HARRISON, Ark. (KY3) – The Harrison City Council, Ark. formally passed an ordinance for an entertainment district in its downtown area.
The entertainment district will allow open containers of alcohol between different businesses opting for the district guidelines. Several rules are already in force with the regulation:
– Only beer and wine are allowed to travel from shop to shop
– Alcoholic beverages must be kept in a designated container, which can only be purchased at participating alcohol-licensed stores
– Beverages may only be taken out within a designated area around the plaza, excluding the courthouse lawn and the old federal building
– The transport of drinks is only permitted on certain days of the week at specified times.
With Harrison City Hall and the Boone County Courthouse moving away from downtown, many business owners were excited at the news of the district’s approval.
“I’m super excited. I think it’s just the first step in making the place a place people want to come to, a destination,” said Joy Kuykendall, owner of the Town House Cafe in downtown Harrison.
Several businesses, like Town House, have already started taking steps to better fit into the new entertainment district.
“Right now we’re open Monday through Saturday from 7 a.m. to 2 p.m., but we’re going to apply for our liquor license so people can have mimosas,” Kuykendall said. “From there we want to open on Thursday, Friday and Saturday evenings.”
The district, led by Explore Harrison, is hoping to get it up and running as soon as possible but says it wants to “check all the boxes” before proceeding.
“Yes, the first step is to set up our committee, and that committee, that oversight committee that’s written into the regulation,” said Explore Harrison’s Matt Bell. “Gather those people together and start the planning process. We’re really trying to pay attention, to pay attention to the community and our downtown area, and try to do it right.”
According to Bell, the future of downtown is a concern that has been growing for community members in recent years, even since the proposal was initially narrowly defeated by the city council in 2018.
“More than anything, I want people to know that we’re doing this for our downtown area. We really want our downtown area to thrive,” Bell said.
Explore Harrison and the Oversight Committee will be responsible for entertainment district business proposals and any rule adjustments that may be needed.

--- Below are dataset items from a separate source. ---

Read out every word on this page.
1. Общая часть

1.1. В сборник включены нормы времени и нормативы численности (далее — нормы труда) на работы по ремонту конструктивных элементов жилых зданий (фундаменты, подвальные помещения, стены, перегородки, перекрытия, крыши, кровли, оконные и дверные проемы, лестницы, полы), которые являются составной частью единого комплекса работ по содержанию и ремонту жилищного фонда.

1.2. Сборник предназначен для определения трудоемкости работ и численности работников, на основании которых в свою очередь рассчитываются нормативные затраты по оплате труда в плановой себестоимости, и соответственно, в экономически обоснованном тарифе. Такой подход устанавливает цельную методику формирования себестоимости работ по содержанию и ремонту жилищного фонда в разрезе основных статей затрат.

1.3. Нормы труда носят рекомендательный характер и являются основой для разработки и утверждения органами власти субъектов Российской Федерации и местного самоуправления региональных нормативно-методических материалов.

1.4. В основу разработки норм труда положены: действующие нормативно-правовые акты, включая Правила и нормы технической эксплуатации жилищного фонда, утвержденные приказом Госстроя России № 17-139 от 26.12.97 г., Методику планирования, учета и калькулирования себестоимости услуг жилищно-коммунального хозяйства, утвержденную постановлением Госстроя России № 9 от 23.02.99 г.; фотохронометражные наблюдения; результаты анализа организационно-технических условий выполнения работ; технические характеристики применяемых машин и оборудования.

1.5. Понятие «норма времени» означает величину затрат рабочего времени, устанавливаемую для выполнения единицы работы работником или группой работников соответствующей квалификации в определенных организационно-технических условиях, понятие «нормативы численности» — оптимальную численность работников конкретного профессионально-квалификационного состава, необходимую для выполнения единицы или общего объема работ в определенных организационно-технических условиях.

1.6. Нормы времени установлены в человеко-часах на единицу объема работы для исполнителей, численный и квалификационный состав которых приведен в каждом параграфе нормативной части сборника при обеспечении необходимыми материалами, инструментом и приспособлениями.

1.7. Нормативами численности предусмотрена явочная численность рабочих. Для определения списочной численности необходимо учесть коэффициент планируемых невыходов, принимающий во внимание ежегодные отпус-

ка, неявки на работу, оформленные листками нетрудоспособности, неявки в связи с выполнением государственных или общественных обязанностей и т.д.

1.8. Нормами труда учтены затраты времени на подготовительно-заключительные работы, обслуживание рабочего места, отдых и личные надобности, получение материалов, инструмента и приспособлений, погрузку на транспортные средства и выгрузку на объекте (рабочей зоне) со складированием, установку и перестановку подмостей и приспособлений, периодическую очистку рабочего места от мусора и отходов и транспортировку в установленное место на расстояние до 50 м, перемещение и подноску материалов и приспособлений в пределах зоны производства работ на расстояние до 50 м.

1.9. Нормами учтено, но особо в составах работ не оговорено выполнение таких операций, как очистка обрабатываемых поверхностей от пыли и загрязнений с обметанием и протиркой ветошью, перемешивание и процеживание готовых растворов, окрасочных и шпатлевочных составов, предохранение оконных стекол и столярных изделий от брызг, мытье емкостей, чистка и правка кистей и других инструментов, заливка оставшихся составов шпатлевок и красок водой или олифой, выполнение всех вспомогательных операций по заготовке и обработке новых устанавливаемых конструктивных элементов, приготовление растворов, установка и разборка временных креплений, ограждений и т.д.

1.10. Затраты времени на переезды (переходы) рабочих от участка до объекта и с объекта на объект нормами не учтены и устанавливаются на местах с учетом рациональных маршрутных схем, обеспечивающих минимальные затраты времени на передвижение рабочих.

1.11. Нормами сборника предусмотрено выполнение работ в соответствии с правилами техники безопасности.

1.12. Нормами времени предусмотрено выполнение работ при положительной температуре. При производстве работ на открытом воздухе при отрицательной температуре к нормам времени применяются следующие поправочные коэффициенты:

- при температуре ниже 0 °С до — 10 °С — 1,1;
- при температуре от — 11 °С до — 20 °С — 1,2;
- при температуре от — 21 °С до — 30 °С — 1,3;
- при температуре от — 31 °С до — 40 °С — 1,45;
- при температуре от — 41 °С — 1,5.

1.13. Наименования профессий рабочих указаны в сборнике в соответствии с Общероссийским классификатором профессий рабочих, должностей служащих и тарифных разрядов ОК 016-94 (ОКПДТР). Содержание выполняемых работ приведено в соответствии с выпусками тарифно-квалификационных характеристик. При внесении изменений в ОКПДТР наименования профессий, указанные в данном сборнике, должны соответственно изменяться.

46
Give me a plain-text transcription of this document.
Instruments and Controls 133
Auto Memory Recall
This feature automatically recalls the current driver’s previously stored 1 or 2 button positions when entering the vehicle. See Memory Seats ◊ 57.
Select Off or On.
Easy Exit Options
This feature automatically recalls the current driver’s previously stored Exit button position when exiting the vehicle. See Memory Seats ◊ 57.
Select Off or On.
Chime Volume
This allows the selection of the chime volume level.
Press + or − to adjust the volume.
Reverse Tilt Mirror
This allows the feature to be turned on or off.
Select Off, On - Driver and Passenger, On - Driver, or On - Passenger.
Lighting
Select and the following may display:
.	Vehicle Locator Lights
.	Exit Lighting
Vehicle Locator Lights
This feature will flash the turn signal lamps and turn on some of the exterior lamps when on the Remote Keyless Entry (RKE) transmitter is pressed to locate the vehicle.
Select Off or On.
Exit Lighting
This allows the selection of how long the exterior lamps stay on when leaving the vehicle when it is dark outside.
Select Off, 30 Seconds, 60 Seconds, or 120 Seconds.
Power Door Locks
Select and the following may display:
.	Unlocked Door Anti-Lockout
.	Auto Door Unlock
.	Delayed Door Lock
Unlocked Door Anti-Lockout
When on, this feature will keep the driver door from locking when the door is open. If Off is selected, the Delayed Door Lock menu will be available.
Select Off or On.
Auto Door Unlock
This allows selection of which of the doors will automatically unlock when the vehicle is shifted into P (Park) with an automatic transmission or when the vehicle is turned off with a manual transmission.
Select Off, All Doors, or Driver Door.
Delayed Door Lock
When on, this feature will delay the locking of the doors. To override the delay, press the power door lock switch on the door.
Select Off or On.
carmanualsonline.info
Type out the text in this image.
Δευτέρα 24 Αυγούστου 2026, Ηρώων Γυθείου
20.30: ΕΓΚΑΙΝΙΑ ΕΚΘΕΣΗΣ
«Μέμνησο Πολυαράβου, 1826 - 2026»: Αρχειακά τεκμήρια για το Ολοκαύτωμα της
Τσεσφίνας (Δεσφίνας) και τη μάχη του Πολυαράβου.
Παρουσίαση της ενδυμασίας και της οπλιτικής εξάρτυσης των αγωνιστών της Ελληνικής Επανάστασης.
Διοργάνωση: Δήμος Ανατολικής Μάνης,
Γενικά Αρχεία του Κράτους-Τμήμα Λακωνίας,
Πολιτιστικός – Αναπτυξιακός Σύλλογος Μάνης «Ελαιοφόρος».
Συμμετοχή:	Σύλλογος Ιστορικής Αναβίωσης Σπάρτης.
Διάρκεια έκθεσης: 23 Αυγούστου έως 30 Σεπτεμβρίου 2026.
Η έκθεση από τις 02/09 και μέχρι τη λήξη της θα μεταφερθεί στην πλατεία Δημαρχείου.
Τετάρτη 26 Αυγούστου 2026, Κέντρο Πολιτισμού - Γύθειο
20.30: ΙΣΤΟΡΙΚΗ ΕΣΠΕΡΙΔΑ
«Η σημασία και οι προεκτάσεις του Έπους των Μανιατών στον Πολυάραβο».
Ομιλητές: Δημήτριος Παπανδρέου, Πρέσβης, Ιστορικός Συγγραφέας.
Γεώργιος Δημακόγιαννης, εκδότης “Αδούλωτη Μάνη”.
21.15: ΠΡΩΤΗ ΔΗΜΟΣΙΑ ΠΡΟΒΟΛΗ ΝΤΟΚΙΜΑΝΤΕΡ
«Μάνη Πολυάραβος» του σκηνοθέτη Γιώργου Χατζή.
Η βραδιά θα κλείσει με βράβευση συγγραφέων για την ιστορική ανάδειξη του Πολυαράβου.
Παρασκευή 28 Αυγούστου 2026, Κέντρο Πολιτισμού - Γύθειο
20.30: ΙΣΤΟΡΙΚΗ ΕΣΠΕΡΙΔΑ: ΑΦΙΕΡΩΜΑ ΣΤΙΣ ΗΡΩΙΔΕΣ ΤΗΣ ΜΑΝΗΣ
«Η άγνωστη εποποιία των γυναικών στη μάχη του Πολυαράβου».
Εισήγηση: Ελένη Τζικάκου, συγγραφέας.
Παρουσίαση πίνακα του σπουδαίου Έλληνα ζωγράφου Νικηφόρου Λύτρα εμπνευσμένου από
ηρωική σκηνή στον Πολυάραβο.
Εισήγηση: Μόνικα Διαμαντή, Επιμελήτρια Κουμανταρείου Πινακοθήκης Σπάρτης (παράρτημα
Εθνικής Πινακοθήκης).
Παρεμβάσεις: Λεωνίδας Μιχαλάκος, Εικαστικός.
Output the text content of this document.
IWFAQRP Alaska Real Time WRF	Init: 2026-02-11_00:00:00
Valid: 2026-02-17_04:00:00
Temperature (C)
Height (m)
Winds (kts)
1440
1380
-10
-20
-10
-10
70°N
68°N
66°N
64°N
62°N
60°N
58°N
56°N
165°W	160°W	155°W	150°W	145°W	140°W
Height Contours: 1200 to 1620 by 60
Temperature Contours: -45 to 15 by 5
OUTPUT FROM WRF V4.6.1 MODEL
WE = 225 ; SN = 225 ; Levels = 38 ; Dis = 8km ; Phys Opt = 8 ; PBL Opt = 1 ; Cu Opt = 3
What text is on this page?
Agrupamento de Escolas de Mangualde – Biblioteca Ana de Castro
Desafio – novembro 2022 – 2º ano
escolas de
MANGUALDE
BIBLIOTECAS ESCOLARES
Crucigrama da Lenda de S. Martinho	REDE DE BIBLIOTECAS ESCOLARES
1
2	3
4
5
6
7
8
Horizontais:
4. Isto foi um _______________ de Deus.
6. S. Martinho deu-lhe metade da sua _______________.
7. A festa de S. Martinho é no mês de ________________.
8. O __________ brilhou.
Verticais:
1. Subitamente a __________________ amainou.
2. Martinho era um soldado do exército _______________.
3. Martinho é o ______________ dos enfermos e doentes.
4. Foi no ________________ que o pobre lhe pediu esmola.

“We want to include a lot of things in the entertainment district, and we want to build on the social activities,” Bell said. “That’s what I like to call it, is a social neighborhood because it’s meant to contain things that would help invite people into our downtown area, and to do that consistently. You can’t just have an event on a whim.”
According to the folks at Explore Harrison, the entertainment district has already attracted the interest of potential businesses.
“I’ve already spoken to a new prospective landowner in our downtown area and asked him what he thought of the entertainment district and he said, ‘Why do you think we’re buying the building? We’re buying the building for the entertainment district,” Bell said.
Explore Harrison anticipates a launch event for the Entertainment District in Spring 2023.